Ms Hanley also said there was a female passenger.
Ms Hanley said that she saw Ms Hobson’s vehicle travel onto the wrong side of the road as it commenced to overtake. She saw the collision which followed.
Ms Hanley gave her details to Ms Alshara’s husband within half an hour of the accident.
She does not know either of the parties to this claim. The respondent cross-examined Ms Hanley about her version of the accident. I have regard to the submissions of the parties and to the evidence given in the Magistrates Court.
Findings
I find that Ms Hanley was a completely independent witness.
I found her to be an honest witness.
Ms Hanley supports Ms Alshara in relation to the crucial question of whether Ms Alshara’s right indicator was operating prior to the collision. I am of the view that if the Learned Magistrate had had the benefit of Ms Hanley’s evidence, he would have concluded that the applicant had made out her case.
I find that Ms Alshara was stationary intending to turn right into the car park immediately prior to the collision.
I find that Ms Alshara was keeping a look out whilst Ms Hanley’s vehicle approached.

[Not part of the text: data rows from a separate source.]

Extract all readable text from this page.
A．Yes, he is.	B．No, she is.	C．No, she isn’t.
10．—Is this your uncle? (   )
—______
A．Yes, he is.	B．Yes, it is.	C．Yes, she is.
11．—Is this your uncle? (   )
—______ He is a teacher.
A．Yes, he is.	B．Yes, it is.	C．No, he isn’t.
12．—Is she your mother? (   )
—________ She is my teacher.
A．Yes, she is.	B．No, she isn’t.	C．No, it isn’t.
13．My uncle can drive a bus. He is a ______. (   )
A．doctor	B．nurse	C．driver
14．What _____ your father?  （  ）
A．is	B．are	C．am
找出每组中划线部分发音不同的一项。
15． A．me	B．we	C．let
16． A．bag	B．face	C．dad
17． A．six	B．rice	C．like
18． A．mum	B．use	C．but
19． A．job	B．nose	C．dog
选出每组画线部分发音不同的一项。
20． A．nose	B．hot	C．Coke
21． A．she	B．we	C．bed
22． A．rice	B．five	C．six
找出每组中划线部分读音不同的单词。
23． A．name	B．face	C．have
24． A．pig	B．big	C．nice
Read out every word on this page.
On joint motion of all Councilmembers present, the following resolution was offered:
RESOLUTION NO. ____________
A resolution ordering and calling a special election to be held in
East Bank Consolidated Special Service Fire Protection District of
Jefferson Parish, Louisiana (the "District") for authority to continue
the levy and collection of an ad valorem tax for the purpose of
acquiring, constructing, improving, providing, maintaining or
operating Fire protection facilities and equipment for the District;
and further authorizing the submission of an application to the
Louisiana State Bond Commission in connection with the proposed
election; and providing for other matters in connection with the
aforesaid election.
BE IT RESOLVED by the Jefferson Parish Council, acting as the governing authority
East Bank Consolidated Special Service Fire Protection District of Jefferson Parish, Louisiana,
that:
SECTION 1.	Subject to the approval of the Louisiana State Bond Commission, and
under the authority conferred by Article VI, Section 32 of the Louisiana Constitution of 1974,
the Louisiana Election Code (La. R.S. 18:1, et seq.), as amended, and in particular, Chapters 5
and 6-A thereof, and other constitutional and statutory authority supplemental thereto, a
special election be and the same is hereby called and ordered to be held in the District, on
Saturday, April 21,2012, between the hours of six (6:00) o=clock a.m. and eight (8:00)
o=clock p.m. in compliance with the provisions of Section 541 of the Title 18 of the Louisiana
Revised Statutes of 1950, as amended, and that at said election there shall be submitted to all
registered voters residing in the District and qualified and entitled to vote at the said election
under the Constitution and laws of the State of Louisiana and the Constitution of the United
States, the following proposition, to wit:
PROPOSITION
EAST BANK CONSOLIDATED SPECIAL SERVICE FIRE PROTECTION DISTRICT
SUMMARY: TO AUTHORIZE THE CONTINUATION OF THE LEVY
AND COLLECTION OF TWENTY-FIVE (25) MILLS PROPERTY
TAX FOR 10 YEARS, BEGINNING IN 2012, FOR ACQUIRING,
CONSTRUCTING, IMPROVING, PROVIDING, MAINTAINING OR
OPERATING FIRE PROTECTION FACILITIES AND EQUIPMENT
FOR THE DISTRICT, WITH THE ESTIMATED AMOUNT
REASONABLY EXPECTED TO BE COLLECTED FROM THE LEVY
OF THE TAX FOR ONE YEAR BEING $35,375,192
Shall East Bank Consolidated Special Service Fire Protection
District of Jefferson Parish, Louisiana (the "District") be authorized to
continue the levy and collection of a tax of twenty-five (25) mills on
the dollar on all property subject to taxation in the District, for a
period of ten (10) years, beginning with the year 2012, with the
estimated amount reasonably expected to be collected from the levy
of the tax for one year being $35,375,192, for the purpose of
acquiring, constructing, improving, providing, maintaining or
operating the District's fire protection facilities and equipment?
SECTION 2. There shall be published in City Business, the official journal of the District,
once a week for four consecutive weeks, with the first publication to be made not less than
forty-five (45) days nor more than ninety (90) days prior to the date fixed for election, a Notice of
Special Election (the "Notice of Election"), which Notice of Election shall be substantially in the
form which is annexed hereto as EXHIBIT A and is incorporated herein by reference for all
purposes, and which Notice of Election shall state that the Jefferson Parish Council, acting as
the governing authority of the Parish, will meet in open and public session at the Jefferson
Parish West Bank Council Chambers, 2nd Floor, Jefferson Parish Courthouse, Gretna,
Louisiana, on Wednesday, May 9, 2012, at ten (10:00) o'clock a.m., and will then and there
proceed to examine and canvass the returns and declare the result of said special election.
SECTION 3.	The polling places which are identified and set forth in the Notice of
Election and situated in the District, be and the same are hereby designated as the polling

I find that Ms Hobson’s vehicle entered Bagot Street from Henley Beach Road and overtook Ms Alshara’s vehicle on the wrong side of the road whilst Ms Alshara’s indicator was operating and whilst a vehicle was approaching from the opposite direction.
Therefore, I conclude that Ms Hobson was primarily responsible for the accident.
Ms Hobson overtook in circumstances when it was clearly not safe to do so and in circumstances where the vehicle being overtaken was indicating its intention to turn right. Further, the other vehicle had taken up a stationary position in preparation for carrying out that manoeuvre.
I find that a reasonable driver in Ms Alshara’s position ought to have kept a lookout in relation to vehicles overtaking from the rear. However, Ms Alshara’s proximity to Henley Beach Road and the fact that her indicator was correctly operating at the time reduces her level of contribution to the accident.
Accordingly, I am of the view that Ms Hobson is 90% responsible for the accident and Ms Alshara is 10% responsible for the accident.
Conclusion
It follows that the Application for Review must be allowed.
Pursuant to s38(7)(d)(ii) of the Magistrates Court Act 1991, I rescind the judgment of the Learned Magistrate entered on 15 March 2007 and substitute in its place judgment for Ms Alshara in the sum of $1,060.26 which includes $82.00 filing fee and $70.00 Application for Review fee.
The above judgment is calculated as follows:
90% of $1,325.00 = $1,192.50
10% of $2,842.40 = $284.24Balance: $908.26
I note that I made an order for costs relating to Ms Hanley’s attendance on an earlier occasion. I revoke that order upon being satisfied that Ms Hobson was not aware of that hearing date. I am not satisfied that I ought to make any order for the costs of Ms Hanley’s attendance in all the circumstances.
The formal order of the court is:
1. The decision of the Learned Magistrate is rescinded.
2. There will be judgment for the applicant against the respondent in the sum of $1,060.26, which is inclusive of the cost of issuing the Summons as particularised in the applicant’s claim at first instance, and, the costs of issue of the Application for Review.